How to convert TF Checkpoints to sentence embedings

Hello

I trained the model with original bert code https://github.com/google-research/bert but I don’t know:

  1. How to convert files to the model:bert_files

I tried to understand the documentation but deinetly i do something wrong ( I don’t know what I have to do with index and meta file, why file model.ckpt-500000.data-00000-of-00001 is much bigger than typical model.ckpt file for Bert standard, why I don’t have model.ckpt file as aoutput?)
https://huggingface.co/transformers/main_classes/model.html#transformers.PreTrainedModel

  1. How to convert whole sentence to embeding vector? ( I know how to load tokenizer from file vocab.txt)

I’am afraid that I didn’t understand some general concept of transformers models and this is a reason of my problems. Are there any online course for transformers library?

Regards Peter

To convert a model trained with the original repository you should use the conversion script here: https://github.com/huggingface/transformers/blob/master/src/transformers/convert_bert_original_tf_checkpoint_to_pytorch.py

Thank You. I tried code below:

and result was the error:
" File “C:\ProgramData\Anaconda3\lib\site-packages\tensorflow\python\training\py_checkpoint_reader.py”, line 44, in error_translator
raise errors_impl.DataLossError(None, None, error_message)
tensorflow.python.framework.errors_impl.DataLossError: Unable to open table file G:\PycharmProject\Ancient_Greek_BERT\model_uncased_L-12_H-512_A-12\model.ckpt-500000.data-00000-of-00001: Data loss: not an sstable (bad magic number): perhaps your file is in a different file format and you need to use a different restore operator?
"
I have no idea how to modify my code, because error description isn’t clear for me.
Peter

I found solution :slight_smile: It’s working.

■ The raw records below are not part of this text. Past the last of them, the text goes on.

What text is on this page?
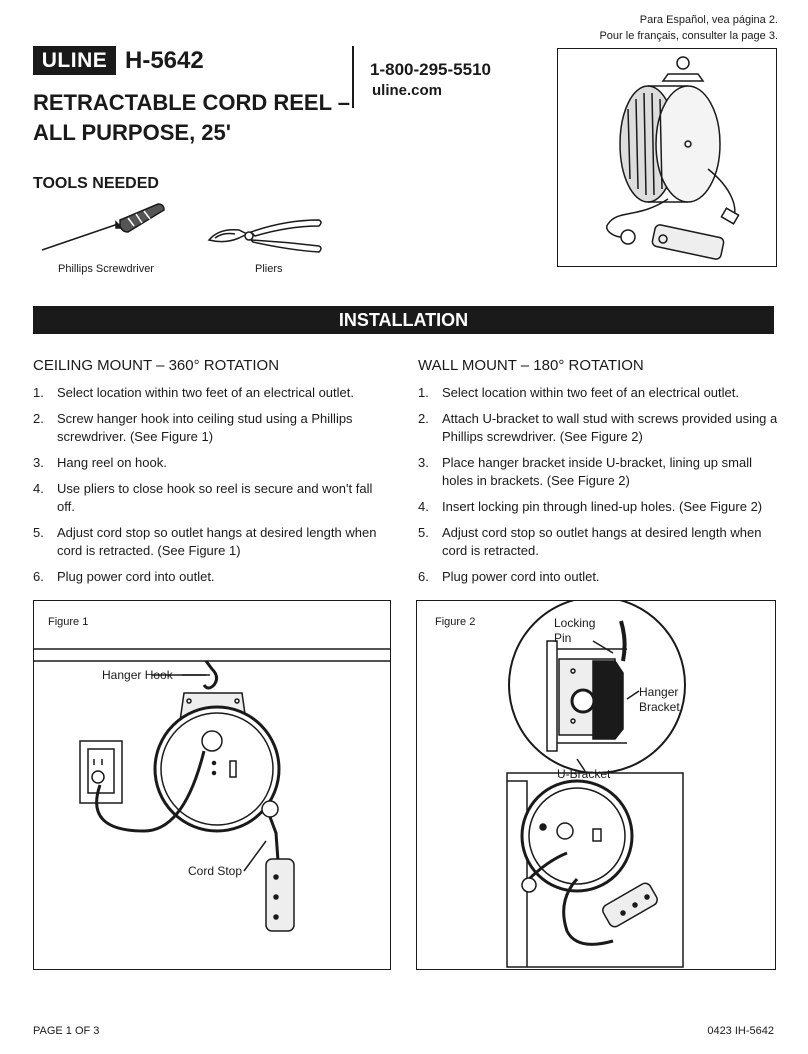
Para Español, vea página 2.
Pour le français, consulter la page 3.
ULINE H-5642
RETRACTABLE CORD REEL –
ALL PURPOSE, 25'
1-800-295-5510
uline.com
TOOLS NEEDED
Phillips Screwdriver	Pliers
INSTALLATION
CEILING MOUNT – 360° ROTATION
1.	Select location within two feet of an electrical outlet.
2.	Screw hanger hook into ceiling stud using a Phillips screwdriver. (See Figure 1)
3.	Hang reel on hook.
4.	Use pliers to close hook so reel is secure and won't fall off.
5.	Adjust cord stop so outlet hangs at desired length when cord is retracted. (See Figure 1)
6.	Plug power cord into outlet.
WALL MOUNT – 180° ROTATION
1.	Select location within two feet of an electrical outlet.
2.	Attach U-bracket to wall stud with screws provided using a Phillips screwdriver. (See Figure 2)
3.	Place hanger bracket inside U-bracket, lining up small holes in brackets. (See Figure 2)
4.	Insert locking pin through lined-up holes. (See Figure 2)
5.	Adjust cord stop so outlet hangs at desired length when cord is retracted.
6.	Plug power cord into outlet.
Figure 1
Hanger Hook
Cord Stop
Figure 2	Locking
Pin
Hanger
Bracket
U-Bracket
PAGE 1 OF 3	0423 IH-5642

I’m completely new to Transformers and BERT, and I’m struggling to pull together a functional workflow.

Like the OP, I’m trying to use convert_pytorch_checkpoint_to_tf2.py to convert a pre-trained model from Google Tensorflow BERT format (via TPU) into the pytorch version. I want to go on to fine-tune this model.

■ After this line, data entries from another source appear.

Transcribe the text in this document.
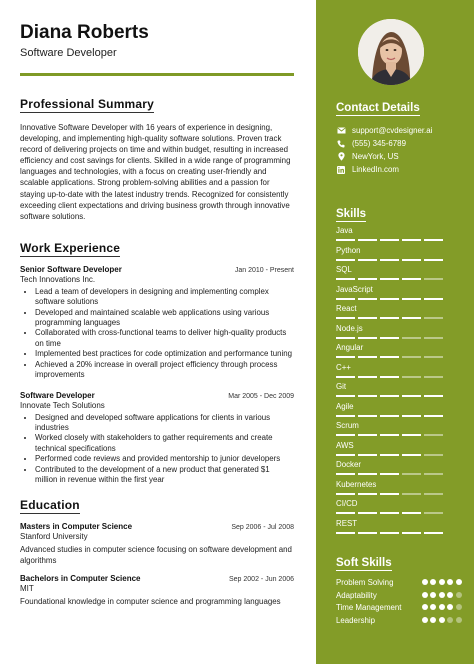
Diana Roberts
Software Developer
Professional Summary
Innovative Software Developer with 16 years of experience in designing, developing, and implementing high-quality software solutions. Proven track record of delivering projects on time and within budget, resulting in increased efficiency and cost savings for clients. Skilled in a wide range of programming languages and technologies, with a focus on creating user-friendly and scalable applications. Strong problem-solving abilities and a passion for staying up-to-date with the latest industry trends. Recognized for consistently exceeding client expectations and driving business growth through innovative software solutions.
Work Experience
Senior Software Developer	Jan 2010 - Present
Tech Innovations Inc.
• Lead a team of developers in designing and implementing complex software solutions
• Developed and maintained scalable web applications using various programming languages
• Collaborated with cross-functional teams to deliver high-quality products on time
• Implemented best practices for code optimization and performance tuning
• Achieved a 20% increase in overall project efficiency through process improvements
Software Developer	Mar 2005 - Dec 2009
Innovate Tech Solutions
• Designed and developed software applications for clients in various industries
• Worked closely with stakeholders to gather requirements and create technical specifications
• Performed code reviews and provided mentorship to junior developers
• Contributed to the development of a new product that generated $1 million in revenue within the first year
Education
Masters in Computer Science	Sep 2006 - Jul 2008
Stanford University
Advanced studies in computer science focusing on software development and algorithms
Bachelors in Computer Science	Sep 2002 - Jun 2006
MIT
Foundational knowledge in computer science and programming languages
Contact Details
support@cvdesigner.ai
(555) 345-6789
NewYork, US
LinkedIn.com
Skills
Java
Python
SQL
JavaScript
React
Node.js
Angular
C++
Git
Agile
Scrum
AWS
Docker
Kubernetes
CI/CD
REST
Soft Skills
Problem Solving
Adaptability
Time Management
Leadership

But, crucially, my pre-trained model is based on a custom vocabulary - I trained BERT from scratch on my own data. It isn’t like any of the Huggingface pre-trained models.

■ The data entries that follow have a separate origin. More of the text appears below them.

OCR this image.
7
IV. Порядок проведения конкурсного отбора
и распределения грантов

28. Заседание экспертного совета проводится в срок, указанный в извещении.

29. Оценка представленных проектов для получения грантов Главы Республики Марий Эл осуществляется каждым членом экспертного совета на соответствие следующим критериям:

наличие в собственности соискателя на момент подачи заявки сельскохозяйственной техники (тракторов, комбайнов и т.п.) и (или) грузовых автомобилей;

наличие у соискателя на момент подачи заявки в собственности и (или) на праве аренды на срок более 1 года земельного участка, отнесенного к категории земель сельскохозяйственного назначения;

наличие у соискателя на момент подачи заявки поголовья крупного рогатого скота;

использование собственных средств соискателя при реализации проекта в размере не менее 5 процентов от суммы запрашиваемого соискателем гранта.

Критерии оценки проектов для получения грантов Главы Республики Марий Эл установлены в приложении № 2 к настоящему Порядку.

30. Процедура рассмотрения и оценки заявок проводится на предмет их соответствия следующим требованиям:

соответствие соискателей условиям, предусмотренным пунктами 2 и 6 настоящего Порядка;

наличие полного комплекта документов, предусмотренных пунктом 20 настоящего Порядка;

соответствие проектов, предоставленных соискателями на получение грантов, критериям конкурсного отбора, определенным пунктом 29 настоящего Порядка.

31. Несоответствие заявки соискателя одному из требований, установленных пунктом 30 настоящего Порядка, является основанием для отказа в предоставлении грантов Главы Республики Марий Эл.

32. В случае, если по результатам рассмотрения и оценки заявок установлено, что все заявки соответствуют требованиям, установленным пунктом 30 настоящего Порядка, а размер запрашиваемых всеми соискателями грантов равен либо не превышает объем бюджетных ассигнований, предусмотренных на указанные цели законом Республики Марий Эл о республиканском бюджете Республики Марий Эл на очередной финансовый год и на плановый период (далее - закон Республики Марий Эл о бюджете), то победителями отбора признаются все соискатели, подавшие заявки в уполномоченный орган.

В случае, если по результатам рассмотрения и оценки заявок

But I’m trying the Huggingface conversion script as below:

python convert_pytorch_checkpoint_to_tf2.py --model_type=bert --pytorch_checkpoint_path=model.ckpt-20 --config_file=bert_config.json --tf_dump_path=pytorch_model.bin

(The checkpoint is a ‘hello world’ example to help me understand the training workflow).

But I get an error from the conversion script:

File “convert_pytorch_checkpoint_to_tf2.py”, line 402, in convert_all_pt_checkpoints_to_tf
config_class, model_class, pt_model_class, aws_model_maps, aws_config_map = MODEL_CLASSES[model_type]
ValueError: not enough values to unpack (expected 5, got 4)

When I put a diagnostic print(MODEL_CLASSES[model_type]) in the script, I see that the model_type I gave (‘bert’) is being matched against many existing Huggingface pre-trained models. The simple text match finds the string ‘bert’ in the MODEL_CLASSES list but it’s not fully matched against any Huggingface pre-trained model. So I think now that I must specify a Huggingface pre-trained model definition - but how is this used? As some sort of template for further training?

I am obviously missing the point totally here. What I want is to be able to pre-train a model from scratch with Tensorflow on Google TPU, or the equivalent with pytorch, then fine-tune it. Is that possible in the Huggingface ecosystem? Is there a HF script to do the conversion to pytorch format, without the constraint of specifying a pre-trained model? I think maybe I’m at saturation point, continually hitting dependency mismatches etc. as I try to learn to work with BERT.

I’d be very grateful for your advice.